Makanya jangan disebut mempelajari tafsir dong. Mempelajari Al-Qurãn saja. Mempelajari kitab Allah, yang kita akui sebagai pedoman hidup kita. Bila tidak dipelajari, berarti pengakuan itu bohong. Sulit memang sulit. Tapi kalau kita butuh, yang sulit itu kan terus dicari.

Tidak bisakah orang-orang awam diberi penjelasan seperlunya saja, tanpa harus terlibat dalam proses belajar?

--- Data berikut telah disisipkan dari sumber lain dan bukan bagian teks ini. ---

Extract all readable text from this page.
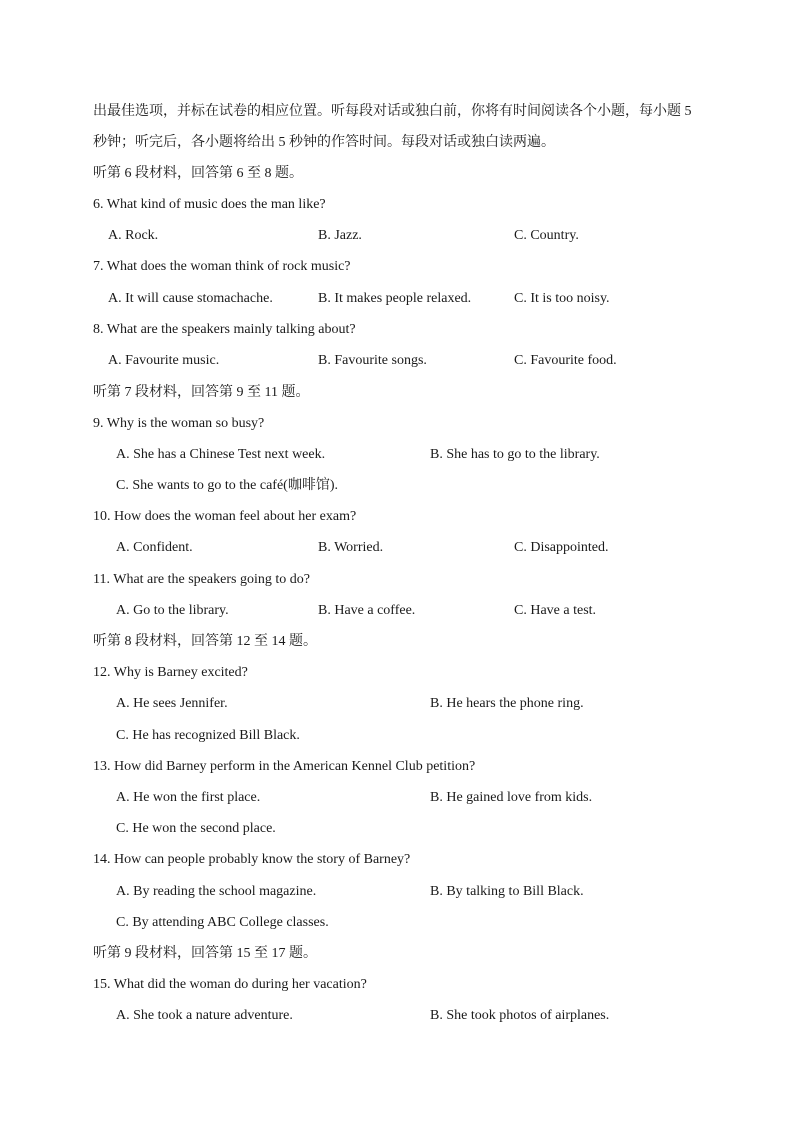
出最佳选项，并标在试卷的相应位置。听每段对话或独白前，你将有时间阅读各个小题，每小题 5
秒钟；听完后，各小题将给出 5 秒钟的作答时间。每段对话或独白读两遍。
听第 6 段材料，回答第 6 至 8 题。
6. What kind of music does the man like?
A. Rock.	B. Jazz.	C. Country.
7. What does the woman think of rock music?
A. It will cause stomachache.	B. It makes people relaxed.	C. It is too noisy.
8. What are the speakers mainly talking about?
A. Favourite music.	B. Favourite songs.	C. Favourite food.
听第 7 段材料，回答第 9 至 11 题。
9. Why is the woman so busy?
A. She has a Chinese Test next week.	B. She has to go to the library.
C. She wants to go to the café(咖啡馆).
10. How does the woman feel about her exam?
A. Confident.	B. Worried.	C. Disappointed.
11. What are the speakers going to do?
A. Go to the library.	B. Have a coffee.	C. Have a test.
听第 8 段材料，回答第 12 至 14 题。
12. Why is Barney excited?
A. He sees Jennifer.	B. He hears the phone ring.
C. He has recognized Bill Black.
13. How did Barney perform in the American Kennel Club petition?
A. He won the first place.	B. He gained love from kids.
C. He won the second place.
14. How can people probably know the story of Barney?
A. By reading the school magazine.	B. By talking to Bill Black.
C. By attending ABC College classes.
听第 9 段材料，回答第 15 至 17 题。
15. What did the woman do during her vacation?
A. She took a nature adventure.	B. She took photos of airplanes.
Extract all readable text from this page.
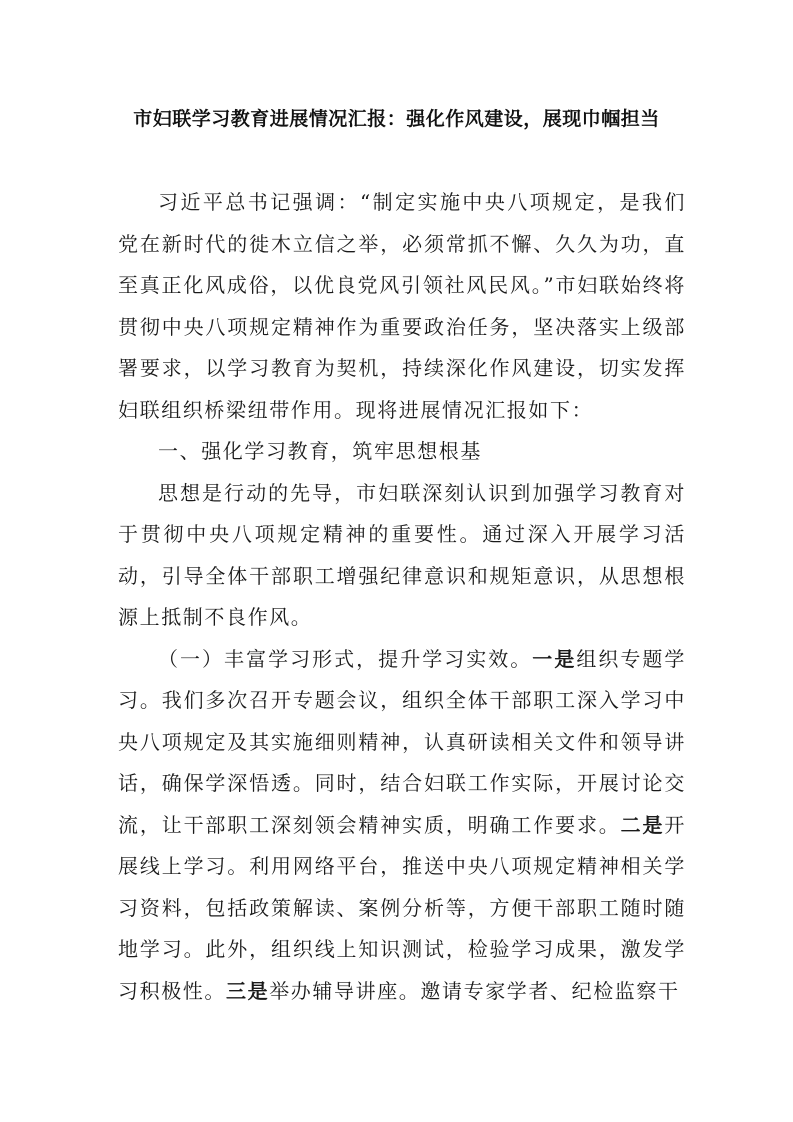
市妇联学习教育进展情况汇报：强化作风建设，展现巾帼担当

习近平总书记强调：“制定实施中央八项规定，是我们党在新时代的徙木立信之举，必须常抓不懈、久久为功，直至真正化风成俗，以优良党风引领社风民风。”市妇联始终将贯彻中央八项规定精神作为重要政治任务，坚决落实上级部署要求，以学习教育为契机，持续深化作风建设，切实发挥妇联组织桥梁纽带作用。现将进展情况汇报如下：

一、强化学习教育，筑牢思想根基

思想是行动的先导，市妇联深刻认识到加强学习教育对于贯彻中央八项规定精神的重要性。通过深入开展学习活动，引导全体干部职工增强纪律意识和规矩意识，从思想根源上抵制不良作风。

（一）丰富学习形式，提升学习实效。一是组织专题学习。我们多次召开专题会议，组织全体干部职工深入学习中央八项规定及其实施细则精神，认真研读相关文件和领导讲话，确保学深悟透。同时，结合妇联工作实际，开展讨论交流，让干部职工深刻领会精神实质，明确工作要求。二是开展线上学习。利用网络平台，推送中央八项规定精神相关学习资料，包括政策解读、案例分析等，方便干部职工随时随地学习。此外，组织线上知识测试，检验学习成果，激发学习积极性。三是举办辅导讲座。邀请专家学者、纪检监察干
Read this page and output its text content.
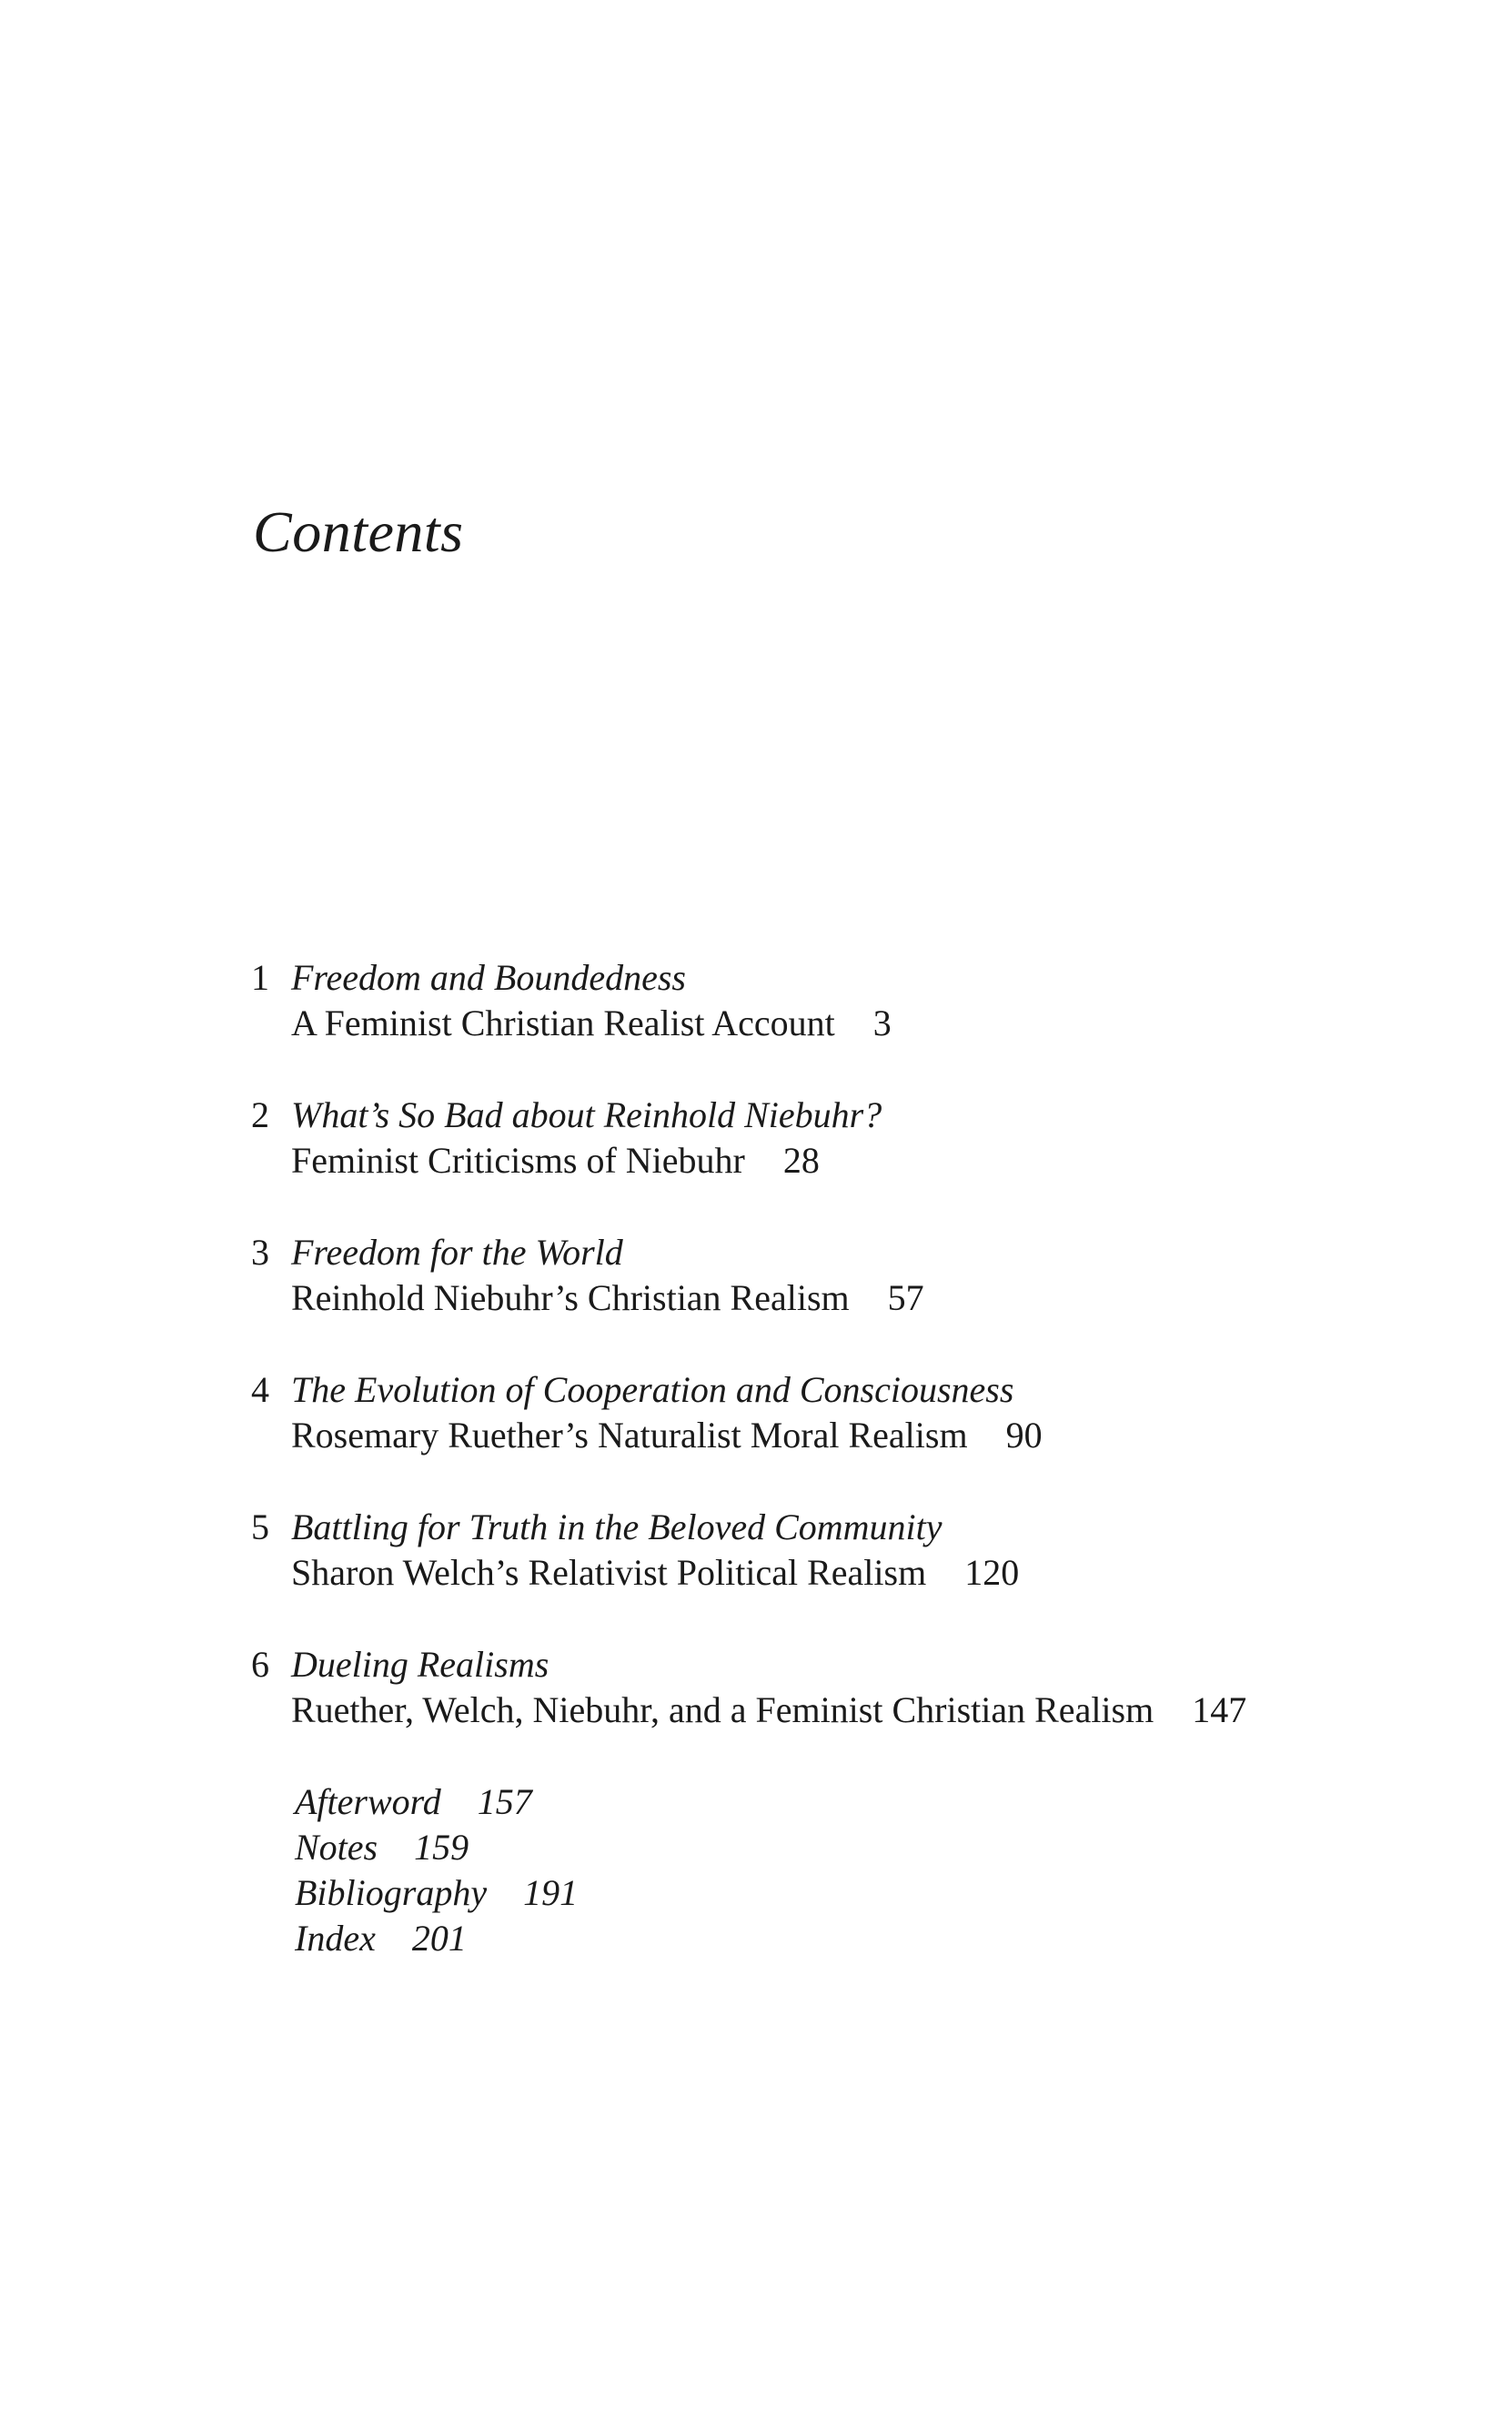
Contents
1 Freedom and Boundedness
A Feminist Christian Realist Account 3
2 What’s So Bad about Reinhold Niebuhr?
Feminist Criticisms of Niebuhr 28
3 Freedom for the World
Reinhold Niebuhr’s Christian Realism 57
4 The Evolution of Cooperation and Consciousness
Rosemary Ruether’s Naturalist Moral Realism 90
5 Battling for Truth in the Beloved Community
Sharon Welch’s Relativist Political Realism 120
6 Dueling Realisms
Ruether, Welch, Niebuhr, and a Feminist Christian Realism 147
Afterword 157
Notes 159
Bibliography 191
Index 201
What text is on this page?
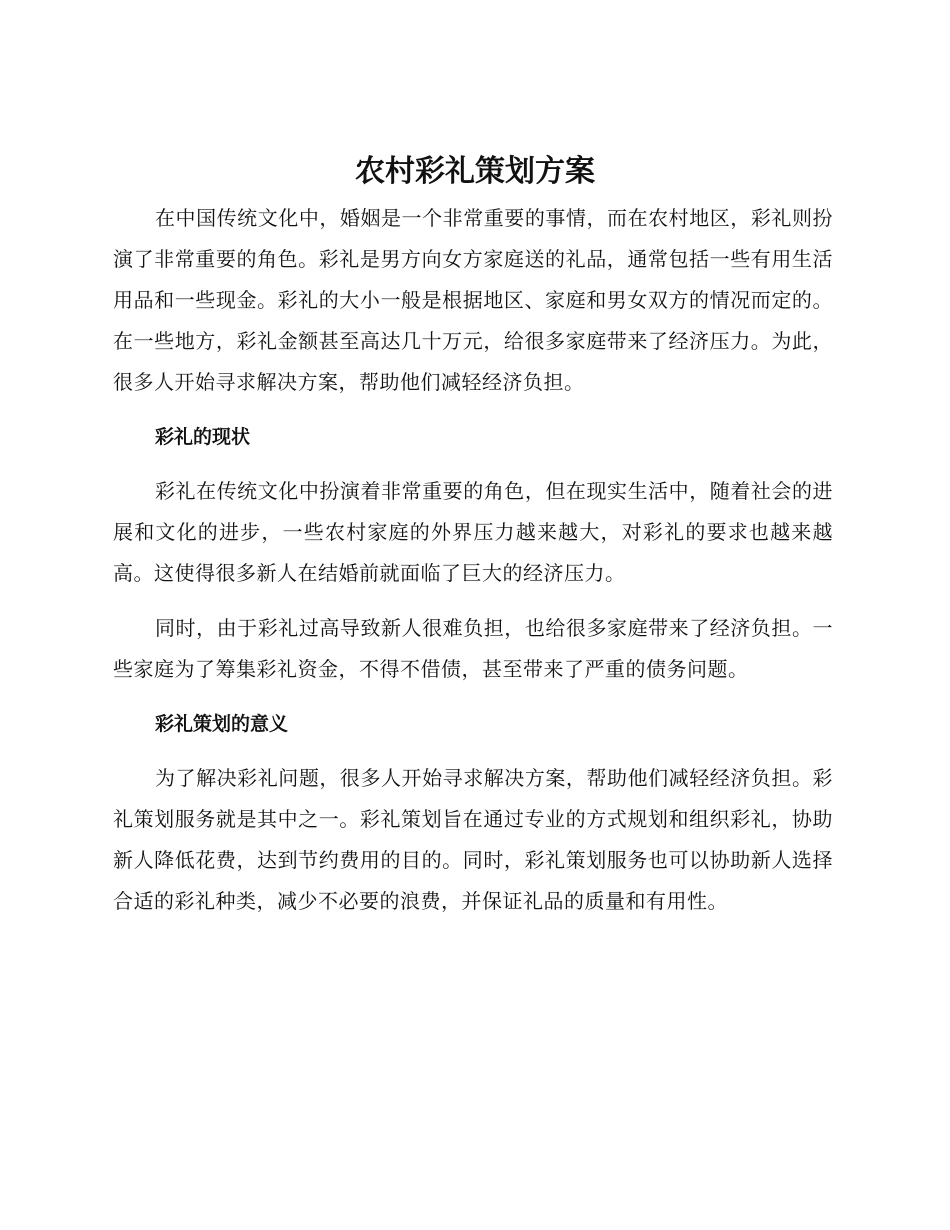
农村彩礼策划方案

在中国传统文化中，婚姻是一个非常重要的事情，而在农村地区，彩礼则扮演了非常重要的角色。彩礼是男方向女方家庭送的礼品，通常包括一些有用生活用品和一些现金。彩礼的大小一般是根据地区、家庭和男女双方的情况而定的。在一些地方，彩礼金额甚至高达几十万元，给很多家庭带来了经济压力。为此，很多人开始寻求解决方案，帮助他们减轻经济负担。

彩礼的现状

彩礼在传统文化中扮演着非常重要的角色，但在现实生活中，随着社会的进展和文化的进步，一些农村家庭的外界压力越来越大，对彩礼的要求也越来越高。这使得很多新人在结婚前就面临了巨大的经济压力。

同时，由于彩礼过高导致新人很难负担，也给很多家庭带来了经济负担。一些家庭为了筹集彩礼资金，不得不借债，甚至带来了严重的债务问题。

彩礼策划的意义

为了解决彩礼问题，很多人开始寻求解决方案，帮助他们减轻经济负担。彩礼策划服务就是其中之一。彩礼策划旨在通过专业的方式规划和组织彩礼，协助新人降低花费，达到节约费用的目的。同时，彩礼策划服务也可以协助新人选择合适的彩礼种类，减少不必要的浪费，并保证礼品的质量和有用性。
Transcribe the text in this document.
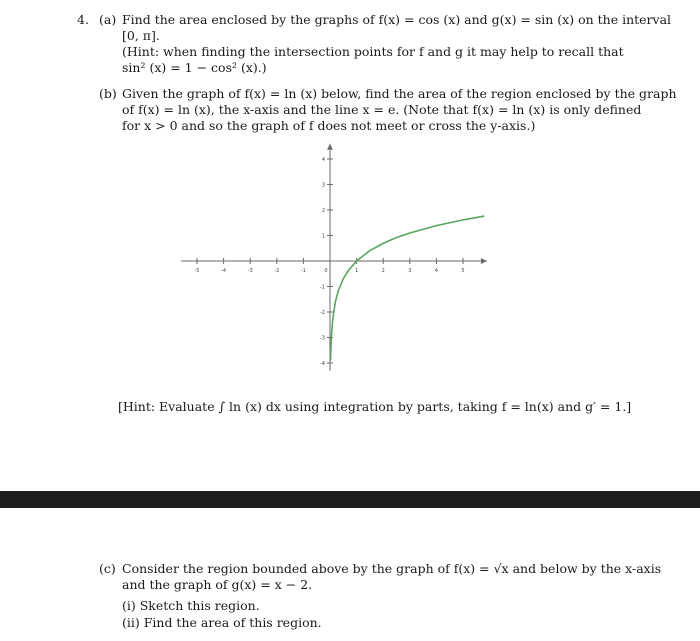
4. (a) Find the area enclosed by the graphs of f(x) = cos (x) and g(x) = sin (x) on the interval
[0, π].
(Hint: when finding the intersection points for f and g it may help to recall that
sin² (x) = 1 − cos² (x).)
(b) Given the graph of f(x) = ln (x) below, find the area of the region enclosed by the graph
of f(x) = ln (x), the x-axis and the line x = e. (Note that f(x) = ln (x) is only defined
for x > 0 and so the graph of f does not meet or cross the y-axis.)
-5	-4	-3	-2	-1	0	1	2	3	4	5
4
3
2
1
-1
-2
-3
-4
[Hint: Evaluate ∫ ln (x) dx using integration by parts, taking f = ln(x) and g′ = 1.]
(c) Consider the region bounded above by the graph of f(x) = √x and below by the x-axis
and the graph of g(x) = x − 2.
(i) Sketch this region.
(ii) Find the area of this region.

Kalau anda mau jadi serigala, dan orang lain mau anda jadikan kambing, silakan. Tapi melalui Al-Qurãn itu Allah mengajarkan prinsip-prinsip hidup. Di antaranya adalah prinsip tawãshau bil-haqq(i), saling menasihati atau saling menjaga agar sesama orang beriman itu tidak menyimpang dari kebenaran. Prinsip itu tidak akan bisa berjalan bila ilmu tidak memasyarakat, tidak menjadi kesadaran masyarakat.

Contohnya?

Dulu ada Kiai yang menikah satu malam. Masyarakat heboh mempertanyakan, mungkin ingin mengeritik, tapi tak punya ilmu. Prinsip tawãshau bil-haqq macet, karena ilmu juga tidak mengalir, tidak dialirkan, alias hanya tergenang di satu tempat, yaitu di otak para Kiai itu. Alhasil, walau salah, Kiai tetap tidak bisa disalahkan. Seolah-olah can do no wrong. Apa yang diperbuat selalu benar. Di dunia tasauf, misalnya, semakin aneh kelakuan seorang guru (mursyid) malah dianggap semakin membuktikan ketinggian derajat kewaliannya. Biar heran, muridnya tak boleh protes. Kalau protes juga, jawabannya adalah: pemahaman kamu belum sampai! Saya pikir, itu adalah trick untuk memojokkan orang bodoh, atau untuk membuat sang guru jadi tidak tersentuh. Yang jelas, kalau kita memperhatikan sejarah Nabi Muhammad, tidak ada cerita bahwa beliau pernah berperilaku ganjil. Perilaku beliau adalah perilaku yang menjawab pertanyaan, bukan menimbulkan pertanyaan, karena bisa ditiru.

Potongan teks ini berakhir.